Bild: pixeliol.de
Zu Beginn der Leipziger Buchmesse, auf der auch wie schon im vergangenen Herbst in Frankfurt das Thema Ebooks und digitale Lesegeräte das beherrschende Thema ist, hat sich die Brache weit aus dem Fenster gelehnt. Hauptgeschäftsführer des Börsenvereins des deutschen Buchhandels, Alexander Skipsis, erklärte bei der Eröffnung der Messe am Donnerstag, „man werde in aller Schärfe gegen illegalen Download vorgehen“. Der Börsenverein sähe sich von der Politik zu diesem Schritt gezwungen, da diese zu einer „Bagatellisierung des organisierten Verbrechens“ neige, so Skipsis weiter.
Zudem ließ der Hauptgeschäftsführer die Drohung verlauten, man werde die „Gerichte mit tausenden von Verfahren beschäftigen“. Dass er damit nicht nur die Kunden von Ebook-Downloads von Beginn an unter einen Generalverdacht stellt, sondern auch die Aussicht auf Benutzerfreundlichkeit in weite Ferne rückt, scheint unwichtig. Denn mit komplizierten Kopierschutzmaßnahmen (DRM) leidet auch die Anwendbarkeit der Technologie.
Nichts von der Musikindustrie gelernt
Diese Ankündigung lässt vermuten, Skipsis und die Buchbranche haben nichts aus den Erfahrungen der Musik- und Filmindustrie gelernt. Diese hatten seit der Digitalisierung ihrer Produkte erhebliche Schwierigkeiten durchleiden müssen. Dabei hat sich beispielsweise gezeigt, dass manch übervorsichtige DRM-Maßnahme zum einen das Kundenvergnügen trüben, und zum anderen auch nicht vor illegalen Downloads schützen kann.

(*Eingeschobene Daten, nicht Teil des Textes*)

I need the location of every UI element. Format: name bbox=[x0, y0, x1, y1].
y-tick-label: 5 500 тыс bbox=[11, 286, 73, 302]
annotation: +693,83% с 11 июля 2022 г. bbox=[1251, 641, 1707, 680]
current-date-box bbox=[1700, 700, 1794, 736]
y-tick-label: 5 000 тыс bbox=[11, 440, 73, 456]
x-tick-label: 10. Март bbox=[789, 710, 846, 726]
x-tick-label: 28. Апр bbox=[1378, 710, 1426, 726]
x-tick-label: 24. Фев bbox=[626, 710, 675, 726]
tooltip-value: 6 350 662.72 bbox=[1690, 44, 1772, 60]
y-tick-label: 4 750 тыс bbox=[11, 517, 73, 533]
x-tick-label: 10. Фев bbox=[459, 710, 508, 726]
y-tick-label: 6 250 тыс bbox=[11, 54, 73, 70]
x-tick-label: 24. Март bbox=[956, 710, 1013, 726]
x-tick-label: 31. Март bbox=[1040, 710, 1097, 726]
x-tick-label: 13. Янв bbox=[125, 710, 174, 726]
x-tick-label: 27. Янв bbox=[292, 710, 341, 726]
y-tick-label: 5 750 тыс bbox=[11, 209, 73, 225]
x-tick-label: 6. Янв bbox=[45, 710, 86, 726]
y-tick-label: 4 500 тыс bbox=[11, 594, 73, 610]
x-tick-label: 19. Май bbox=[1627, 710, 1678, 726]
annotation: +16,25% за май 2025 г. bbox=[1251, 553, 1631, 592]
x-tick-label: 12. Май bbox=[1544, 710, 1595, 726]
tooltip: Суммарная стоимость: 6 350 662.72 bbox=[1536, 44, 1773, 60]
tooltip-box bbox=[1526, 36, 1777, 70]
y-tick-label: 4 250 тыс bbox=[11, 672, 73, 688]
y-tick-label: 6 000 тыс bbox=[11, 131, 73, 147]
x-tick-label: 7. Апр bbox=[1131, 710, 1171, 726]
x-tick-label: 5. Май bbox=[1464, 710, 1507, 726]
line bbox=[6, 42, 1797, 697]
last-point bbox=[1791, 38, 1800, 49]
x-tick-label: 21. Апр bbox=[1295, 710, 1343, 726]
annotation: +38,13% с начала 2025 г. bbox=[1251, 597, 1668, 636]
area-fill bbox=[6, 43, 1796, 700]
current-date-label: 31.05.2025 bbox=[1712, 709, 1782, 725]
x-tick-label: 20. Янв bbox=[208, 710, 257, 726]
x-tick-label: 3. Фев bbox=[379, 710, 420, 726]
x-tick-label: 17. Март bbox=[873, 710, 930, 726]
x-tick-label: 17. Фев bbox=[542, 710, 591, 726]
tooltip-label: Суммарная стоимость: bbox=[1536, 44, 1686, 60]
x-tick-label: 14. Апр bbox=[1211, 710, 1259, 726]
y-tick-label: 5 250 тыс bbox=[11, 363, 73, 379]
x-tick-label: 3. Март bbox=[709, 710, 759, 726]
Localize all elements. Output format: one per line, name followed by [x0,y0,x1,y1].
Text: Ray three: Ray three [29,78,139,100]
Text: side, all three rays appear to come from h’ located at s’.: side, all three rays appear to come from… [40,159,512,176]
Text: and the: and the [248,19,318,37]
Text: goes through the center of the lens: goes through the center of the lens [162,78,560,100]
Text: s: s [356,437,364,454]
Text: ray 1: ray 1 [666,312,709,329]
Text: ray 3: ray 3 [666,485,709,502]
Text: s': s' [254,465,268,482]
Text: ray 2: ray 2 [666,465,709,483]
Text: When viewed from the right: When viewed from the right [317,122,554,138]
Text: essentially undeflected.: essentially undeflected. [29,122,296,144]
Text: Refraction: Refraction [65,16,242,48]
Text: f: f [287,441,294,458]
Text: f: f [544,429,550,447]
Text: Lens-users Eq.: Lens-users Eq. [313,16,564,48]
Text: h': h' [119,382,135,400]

Im Internet lösten die Absichten des Börsenvereins eine wahre Kommentarwelle aus. So finden sich auf dem Nachrichtenportal heise.de 26 Stunden nach Veröffentlichung des entsprechenden Artikels rund 500 Beiträge. Die meisten davon zeugen von Unverständnis, blankem Hohn oder Empörung. Und immer wieder taucht die Frage auf, weshalb die Buchbranche sich auf dem besten Weg befindet, aus den Fehlern der Musikindustrie nicht gelernt zu haben.
Eine Drohung über strafrechtliche Verfolgungen von illegal herunter geladenen Ebooks dürfte neben dem Unmut im Netz auch vor deutschen Gerichten wenig Freude auslösen. Statt also mit erhobener Faust vor möglicher Illegalität zu warnen, sollten eher Wege für einen innovativen Umgang mit der neuen Technologie erörtert werden, beispielsweise die Einbindung digitaler Wasserzeichen. Doch es bleibt abzuwarten, ob sich demnächst die Buchbranche gegen ihre eigenen Leser und in diesem Falle auch Kunden stellen wird.